In a false endorsement case, the standard 8 factor test used to determine likelihood of confusion is modified. The elements are as follows: (1) the level of recognition that the plaintiff has among the segment of the society for who the defendants product is intended; (2) the relatedness of the fame or success of the plaintiff to the defendant’s product; (3) the similarity of the likeness used by the defendant to the actual plaintiff; (4) evidence of actual confusion; (5) marketing channels used; (6) likely degree of purchaser care; (7) defendants intent in selecting the plaintiff; and (8) likelihood of expansion of the product lines. 


In defense of the estate’s claims, NFL Films raised, among others, two issues; first, that the program was protected First Amendment speech; and second, that the release signed by Facenda permitted such use of the audio clips in the program. Under its First Amendment defense, NFL Films argued that the program was an artistic expression and that the use of the sound clips in question was an artistic choice of the programs producers. NFL Films argued that the strong association between Facenda’s voice and the NFL conveyed the message that Madden NFL 2006 provided an accurate rendering of NFL games. The court disagreed with NFL Films and found that the program was commercial speech. Coming to that conclusion, although it was not a traditional 30 or 60 second television commercial, the court found the program to be more like a late night half hour “infomercial.” The court also noted that, like an infomercial, the program focused on the product and its benefits and did not include any critical commentary.  Although commercial speech does received some First Amendment protection, the court noted that there is no Constitutional protection involved where consumers are likely to be misled or confused by an act of trademark infringement.


Having found the First Amendment inapplicable, the court addressed the effectiveness of the general release signed by Facenda. This release gave NFL Films complete and absolute discretion to use Facenda’s voice as recorded in any manner it sees fit “provided, however that such use does not constitute an endorsement of any product or service.” This type of exclusion language is common to most appearance releases or talent agreements used in the entertainment industry today. NFL Films argued that the standard release signed by Facenda is a complete defense to the estate’s claims. Given the exclusionary language in the release, the question is whether the use of Facenda’s voice in program constituted an endorsement. The court concluded that the applicability of the release depends entirely upon whether or not Facenda’s estate is able to prove the elements of its false endorsement claim. If Facenda’s estate succeeds in proving its false endorsement claim, such a finding will demonstrate that the use of Facenda’s voice was an endorsement, falling out of the contract’s waiver clause. If however, the estate fails to establish its false endorsement claim the contract’s waiver would apply to the claim.

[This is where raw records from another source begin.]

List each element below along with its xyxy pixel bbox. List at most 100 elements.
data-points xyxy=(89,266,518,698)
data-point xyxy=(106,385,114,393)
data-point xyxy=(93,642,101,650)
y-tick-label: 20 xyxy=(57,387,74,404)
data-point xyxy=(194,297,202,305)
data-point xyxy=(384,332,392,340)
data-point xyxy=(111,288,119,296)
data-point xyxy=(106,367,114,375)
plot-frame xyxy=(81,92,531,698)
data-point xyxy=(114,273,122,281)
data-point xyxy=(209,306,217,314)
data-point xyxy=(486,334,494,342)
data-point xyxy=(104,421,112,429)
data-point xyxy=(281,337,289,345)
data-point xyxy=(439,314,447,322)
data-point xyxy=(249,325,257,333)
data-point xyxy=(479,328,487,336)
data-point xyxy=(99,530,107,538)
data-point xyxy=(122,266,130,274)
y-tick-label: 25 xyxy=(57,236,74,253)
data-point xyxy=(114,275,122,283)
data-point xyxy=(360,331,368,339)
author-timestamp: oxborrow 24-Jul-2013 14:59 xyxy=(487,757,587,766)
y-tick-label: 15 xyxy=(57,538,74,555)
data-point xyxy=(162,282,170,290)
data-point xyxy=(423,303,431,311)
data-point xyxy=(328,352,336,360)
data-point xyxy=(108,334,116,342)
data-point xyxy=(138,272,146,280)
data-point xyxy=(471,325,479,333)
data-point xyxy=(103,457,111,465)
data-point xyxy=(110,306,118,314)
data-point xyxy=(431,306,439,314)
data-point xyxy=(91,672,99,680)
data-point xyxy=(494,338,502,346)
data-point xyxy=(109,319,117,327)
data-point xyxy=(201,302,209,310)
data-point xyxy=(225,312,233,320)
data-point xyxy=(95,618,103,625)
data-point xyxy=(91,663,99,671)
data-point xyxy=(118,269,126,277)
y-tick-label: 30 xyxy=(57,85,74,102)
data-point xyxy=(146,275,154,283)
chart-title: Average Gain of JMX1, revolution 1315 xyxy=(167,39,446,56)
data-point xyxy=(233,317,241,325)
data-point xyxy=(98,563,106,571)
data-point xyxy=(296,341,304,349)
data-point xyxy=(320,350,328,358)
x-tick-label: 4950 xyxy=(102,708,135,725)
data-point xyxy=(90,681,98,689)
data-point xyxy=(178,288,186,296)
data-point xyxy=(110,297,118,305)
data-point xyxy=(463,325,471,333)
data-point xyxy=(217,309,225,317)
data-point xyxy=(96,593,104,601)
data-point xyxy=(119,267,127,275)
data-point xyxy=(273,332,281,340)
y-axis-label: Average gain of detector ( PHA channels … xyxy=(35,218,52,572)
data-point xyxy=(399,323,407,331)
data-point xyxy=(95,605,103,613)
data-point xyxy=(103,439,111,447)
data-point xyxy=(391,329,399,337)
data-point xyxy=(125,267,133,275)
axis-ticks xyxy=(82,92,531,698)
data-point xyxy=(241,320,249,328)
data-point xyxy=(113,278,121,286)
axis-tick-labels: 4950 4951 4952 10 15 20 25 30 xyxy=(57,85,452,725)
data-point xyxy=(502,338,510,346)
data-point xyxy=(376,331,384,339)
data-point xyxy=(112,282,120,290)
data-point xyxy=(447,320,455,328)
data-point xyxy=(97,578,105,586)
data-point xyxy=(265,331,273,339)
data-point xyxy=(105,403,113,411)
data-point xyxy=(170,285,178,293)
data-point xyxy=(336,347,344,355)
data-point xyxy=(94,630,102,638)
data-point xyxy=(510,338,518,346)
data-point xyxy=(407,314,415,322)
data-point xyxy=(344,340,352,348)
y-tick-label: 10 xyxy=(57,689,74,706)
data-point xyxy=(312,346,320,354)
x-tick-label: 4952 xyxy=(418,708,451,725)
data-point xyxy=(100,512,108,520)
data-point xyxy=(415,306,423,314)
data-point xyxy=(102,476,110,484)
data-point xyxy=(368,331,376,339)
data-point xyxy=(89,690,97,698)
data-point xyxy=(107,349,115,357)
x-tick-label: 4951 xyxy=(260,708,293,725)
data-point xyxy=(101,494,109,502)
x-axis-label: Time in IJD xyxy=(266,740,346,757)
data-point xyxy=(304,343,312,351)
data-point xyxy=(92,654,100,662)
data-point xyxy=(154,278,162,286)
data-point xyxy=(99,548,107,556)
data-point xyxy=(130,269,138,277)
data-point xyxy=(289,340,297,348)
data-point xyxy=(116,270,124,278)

Although finding that the standard release is not a complete defense in this case, the court sent Facenda’s false endorsement claim back to the District Court. The Third Circuit noted that genuine issues of material facts remain. Most notably, still unresolved was whether any consumers actually believed that the use of Facenda’s audio clips in the program was an endorsement of the video game. 


The moral of this story: NFL Films should have gone back to Facenda’s estate and negotiated a release. NFL Films may have had to pay Facenda’s estate some money, but that amount would pale in comparison to what it may have to pay in the event the District Court finds NFL Films liable.